俺は少しばかり部屋の中を歩き回り、やがて一つの考えに落ち着いた。

 

「出歩こう!」

 

こうして俺はラステイションの街を迷うことになったのは言うまでもない。

 

「俺の行く道に沿って地形が変わってるんだ!!」

 

あくまでも方向音痴は全否定だ!

 

 

ネプテューヌ達はモンスターに困っているという小さな工場の社長に会いに街に出ていた。

街は活気に溢れており朝から鉄を叩く音で溢れている。

ネプテューヌ達が街中を歩いていると待ち合わせ場所らへんに

 

「あ、きっとあの人です!モンスターさんを倒してほしいっていう社長さんは!!」

 

と、その姿にネプテューヌが「うーん」とうなり

 

「えー?なんか一回り小さいよ?

 社長さんて言うくらいだから、もっと風格のあるがっちりした人じゃないの?」

 

と、だいぶ失礼なことを言った。

相手の社長らしき人物は数秒ほどネプテューヌ達を見て顔をしかめ、そして手を振ってくれた。

 

「やっぱり間違いないですぅ!」

 

「向こうの人も。
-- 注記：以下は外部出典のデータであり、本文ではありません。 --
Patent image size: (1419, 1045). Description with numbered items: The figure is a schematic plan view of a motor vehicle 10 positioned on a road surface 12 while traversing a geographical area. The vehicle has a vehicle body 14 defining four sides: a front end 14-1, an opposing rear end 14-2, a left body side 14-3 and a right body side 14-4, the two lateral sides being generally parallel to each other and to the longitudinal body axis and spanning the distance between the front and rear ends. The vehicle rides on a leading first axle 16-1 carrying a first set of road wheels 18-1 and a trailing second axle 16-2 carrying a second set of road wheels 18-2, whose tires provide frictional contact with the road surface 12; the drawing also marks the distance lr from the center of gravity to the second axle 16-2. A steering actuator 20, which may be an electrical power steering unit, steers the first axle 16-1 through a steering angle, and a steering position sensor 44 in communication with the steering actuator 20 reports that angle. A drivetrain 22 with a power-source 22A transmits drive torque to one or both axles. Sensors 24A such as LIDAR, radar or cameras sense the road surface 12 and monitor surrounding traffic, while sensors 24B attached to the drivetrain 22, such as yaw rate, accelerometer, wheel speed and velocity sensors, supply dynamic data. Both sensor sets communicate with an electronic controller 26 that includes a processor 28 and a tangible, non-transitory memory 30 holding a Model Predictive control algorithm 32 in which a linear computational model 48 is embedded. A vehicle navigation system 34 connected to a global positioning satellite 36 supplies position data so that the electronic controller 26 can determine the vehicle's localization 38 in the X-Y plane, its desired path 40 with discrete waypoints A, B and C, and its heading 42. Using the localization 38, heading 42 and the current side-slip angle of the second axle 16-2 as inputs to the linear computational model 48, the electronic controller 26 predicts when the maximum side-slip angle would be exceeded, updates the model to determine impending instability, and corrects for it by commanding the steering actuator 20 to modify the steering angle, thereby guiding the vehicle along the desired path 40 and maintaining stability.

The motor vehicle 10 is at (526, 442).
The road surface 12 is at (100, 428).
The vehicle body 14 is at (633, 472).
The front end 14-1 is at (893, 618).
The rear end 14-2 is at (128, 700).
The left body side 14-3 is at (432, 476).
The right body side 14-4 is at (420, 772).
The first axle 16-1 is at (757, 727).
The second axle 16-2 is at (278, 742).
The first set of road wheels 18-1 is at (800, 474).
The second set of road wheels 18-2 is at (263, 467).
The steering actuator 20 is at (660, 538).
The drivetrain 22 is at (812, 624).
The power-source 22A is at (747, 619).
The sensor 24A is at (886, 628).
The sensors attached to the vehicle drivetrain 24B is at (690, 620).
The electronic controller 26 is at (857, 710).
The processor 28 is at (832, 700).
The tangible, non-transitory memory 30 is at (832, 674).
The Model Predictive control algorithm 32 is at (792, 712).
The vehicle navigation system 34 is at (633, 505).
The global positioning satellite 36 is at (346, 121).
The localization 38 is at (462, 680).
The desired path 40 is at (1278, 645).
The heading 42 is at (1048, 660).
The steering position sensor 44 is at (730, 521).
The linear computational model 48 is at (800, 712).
もしかしたらこっちと同じ気分かもね」

 

さらりとアイエフ。

 

「....お前らか?モンスターを退治してくれるってのは。本当に大丈夫なのかよ」

 

近づくといきなり失礼なことをかましてきた。

どうやら社長と言うのはホントだったらしい。

言わば、ちっこい女社長というやつだ。

ショートヘアーに工場用の服。働いている女って者を感じさせるものであった。

 

「見かけに寄らないのはお互い様よ。

 それより、はじめまして。私はアイエフ。後ろの二人がコンパとネプテューヌ」

 

「私はシアン。都心近くで、パッセっていう小さな工場をやってる!」

 

「実は交易用の道にモンスターが出るようになって

 荷馬車や列車がたびたび襲われるんだ。それをどうにかしてほしいってワケだが、大丈夫か?」

 

明らかに不安な表情で見てくるシアン。

そんなシアンの不安を吹っ飛ばすようにネプテューヌが満面の笑顔でこう言う。

 

「大丈夫、戦闘ももう慣れっこだから大船に乗ったつもりで、任せていいよ!!」

 

「気に入った!!そう自信満々に言ってくれるとこっちも任せがいがある!」

 

と、満面の笑顔で返してくれた。

そこからは少しだけ談笑が楽しく続いたのであった。

 

 

???side

 

「ふふん!これだけ仕掛ければ、食意地の張ったネプテューヌをおびき寄せることは出来るわね。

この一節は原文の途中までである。